A researcher who examines the impacts of the Protestant Reformation on women will deliver the Mary Martin McLaughlin Memorial Lecture at 5 p.m. Sept. 21 in the Center for Great Plains Studies.
The talk, “Did Women Have a Reformation? Continuities Amid Change in Women’s Religious Life,” will be led by Merry Wiesner-Hanks, a professor of history at the University of Milwaukee. The subject focuses on topics related to one of Wiesner-Hanks’ core areas of scholarship, which is the examination of the influence and impact of the Protestant Reformation on women’s lives in early modern Europe.
Wiesner-Hanks has published extensively on women, Christianity, and sexuality in the early modern era, as well as on world history and gender, her other scholarly passions. Her research has been supported by Fulbright and the Guggenheim grants.

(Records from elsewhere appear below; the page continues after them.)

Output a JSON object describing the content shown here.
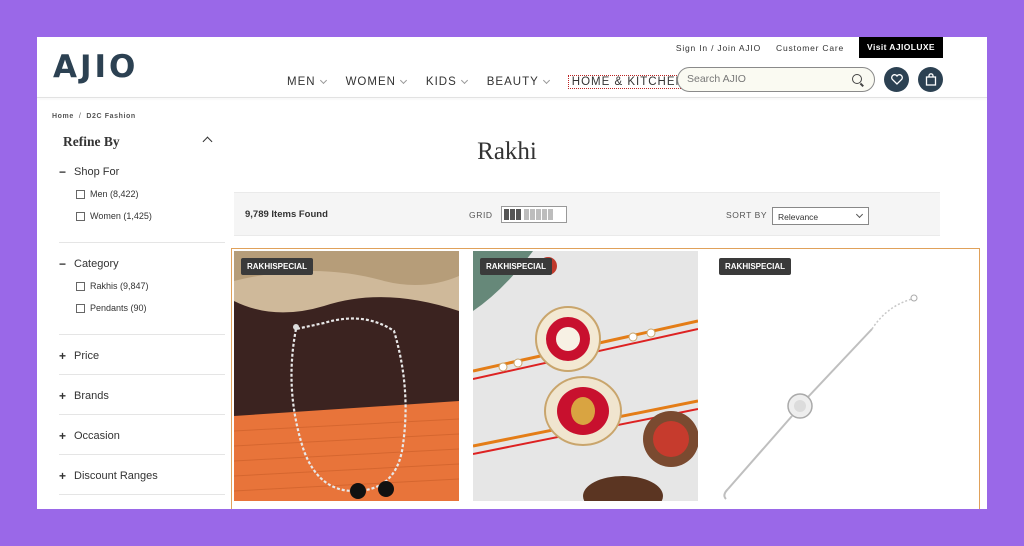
{
  "header": {
    "logo": "AJIO",
    "top_links": {
      "signin": "Sign In / Join AJIO",
      "customer_care": "Customer Care",
      "luxe": "Visit AJIOLUXE"
    },
    "nav": [
      {
        "label": "MEN"
      },
      {
        "label": "WOMEN"
      },
      {
        "label": "KIDS"
      },
      {
        "label": "BEAUTY"
      },
      {
        "label": "HOME & KITCHEN"
      }
    ],
    "search_placeholder": "Search AJIO"
  },
  "breadcrumb": [
    "Home",
    "D2C Fashion"
  ],
  "sidebar": {
    "title": "Refine By",
    "shop_for": {
      "label": "Shop For",
      "options": [
        {
          "label": "Men (8,422)"
        },
        {
          "label": "Women (1,425)"
        }
      ]
    },
    "category": {
      "label": "Category",
      "options": [
        {
          "label": "Rakhis (9,847)"
        },
        {
          "label": "Pendants (90)"
        }
      ]
    },
    "collapsed": [
      {
        "label": "Price"
      },
      {
        "label": "Brands"
      },
      {
        "label": "Occasion"
      },
      {
        "label": "Discount Ranges"
      }
    ]
  },
  "main": {
    "title": "Rakhi",
    "items_found": "9,789 Items Found",
    "grid_label": "GRID",
    "sort_label": "SORT BY",
    "sort_value": "Relevance",
    "products": [
      {
        "badge": "RAKHISPECIAL"
      },
      {
        "badge": "RAKHISPECIAL"
      },
      {
        "badge": "RAKHISPECIAL"
      }
    ]
  },
  "colors": {
    "brand": "#2c4152",
    "accent_border": "#e0a15a",
    "frame_bg": "#9a68e8"
  }
}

the talk is organized by the University of Nebraska–Lincoln’s Medieval and Renaissance Studies program. The talk will help the program mark the 500th anniversary of Luther’s landmark “95 Theses” (“Disputation on the Power of Indulgences”) and the beginning of the Lutheran Reformation in Europe.
Mary Martin McLaughlin, a native of Grand Island and a graduate of the University of Nebraska–Lincoln’s history department, was a scholar of women, children, family and women’s religious communities in medieval Europe.
Two books published during her lifetime, “The Portable Medieval Reader” and “The Portable Renaissance Reader,” made McLaughlin’s work a staple of college courses for decades. Her posthumous masterwork, “Heloise and the Paraclete: A Twelfth-Century Quest,” with Bonnie Wheeler, is forthcoming in 2019.
The talk is free and open to the public. A reception will follow the lecture.